I consider the ansible host as trusted, the target server that is
managed with ansible is considered less trusted (it might start attacks
against the ansible host).
Does ansible's security design match that threat model in general?
I assume the target host trying to attack the ansible hosts can provide
arbitrary strings (i.e "../../../../")
as one of its IP addresses to trick the ansible host to write to
arbitrary locations (flat=yes) , but is it at least safe to assume that
the static strings defined in the playbook/role ('a', 'b' and file
suffix '.untrustedremotefile') can not be altered by the target server
or is the entire dest= path composed/generated remotely and transmitted
back to the ansible host and therefore considered untrusted entirely?

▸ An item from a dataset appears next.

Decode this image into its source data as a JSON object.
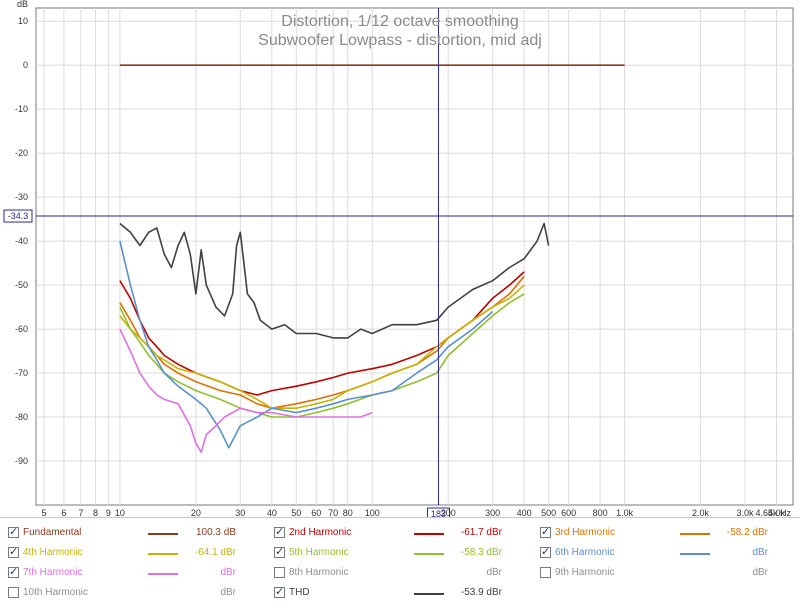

If static strings can not be altered by the remote (attacking) server
the remote server would only be able to override files named
a/b.untrustedremotefile in arbitrary locations but not for example
~/.ssh/authorized_keys.
Another question that came up while writing this email:
Is 'become: yes' in the fetch context limited to the target server or
will ansible try to escalate its privileges on the ansible host as well
(localhost)?
- All templating (variable substitution) is done on the 'controller',
it makes no sense to send that data, plus the template to the targets
and then have to install jinja2 to run it, get it back and then update
the task, copy the updated module and run it remotely ...
- the fact variables (what ansible_all_ipv4_addresses is) are
sanitized against template injection but not verified against
directories, most variables can legitimately return such structures.
The attacker would have to know your exact playbook to do this, as you
already state, since they cannot update the ['a', 'b'] list, it
minimizes the issue.
- become executes privilege escalation on the target, the current
ansible process does not elevate privilege when the target is another
server, even when targeting localhost, only the forked task will get
the changed privilege, as intended.
Ansible mostly works using by ssh and sudo like you would in the
command line, you can gather data from other machines and use it, but
only send the minimal data to achieve a task.
- the fact variables (what ansible_all_ipv4_addresses is) are
sanitized against template injection but not verified against
directories, most variables can legitimately return such structures.
The attacker would have to know your exact playbook to do this, as you
already state, since they cannot update the ['a', 'b'] list, it
minimizes the issue.
Would it make sense to add a check to ansible that verifies elements of
ansible_all_ipv4_addresses against an IP regex? (If I understood you
correctly that is not the case yet.)
It doesn't help in my specific case since an attacker will still be able
to override files it should not but maybe as a general precaution it
doesn't hurt I guess (I'll have to remove 'flat=yes' in my case.)
I tried to address this security problem (which turned out to be more
severe then I initially thought, because it probably allowed a relay to
steal keys) by prefixing the fact with a var that can not be manipulated
by the target server ( inventory_hostname ).
Prefixing with trusted vars is still open to directory traversal. In
most cases you can setup your systems so the variable data is set by
the 'master' always and not derived from the target, which avoids this
issue altogether.
This is only a problem if you rely on untrusted data to access
secrets, there is not much Ansible can do in that case. I would advise
creating assert/fail tasks to validate the data before using it.
Prefixing with trusted vars is still open to directory traversal.
oh that is true, thanks for pointing that out!
(example: 1.1.1.1/../foo-2.2.2.2)
In
most cases you can setup your systems so the variable data is set by
the 'master' always and not derived from the target, which avoids this
issue altogether.
I agree, but in my case I use the IP address as unique identifier and
only the target knows its IPs.
This is only a problem if you rely on untrusted data to access
secrets, there is not much Ansible can do in that case. I would advise
creating assert/fail tasks to validate the data before using it.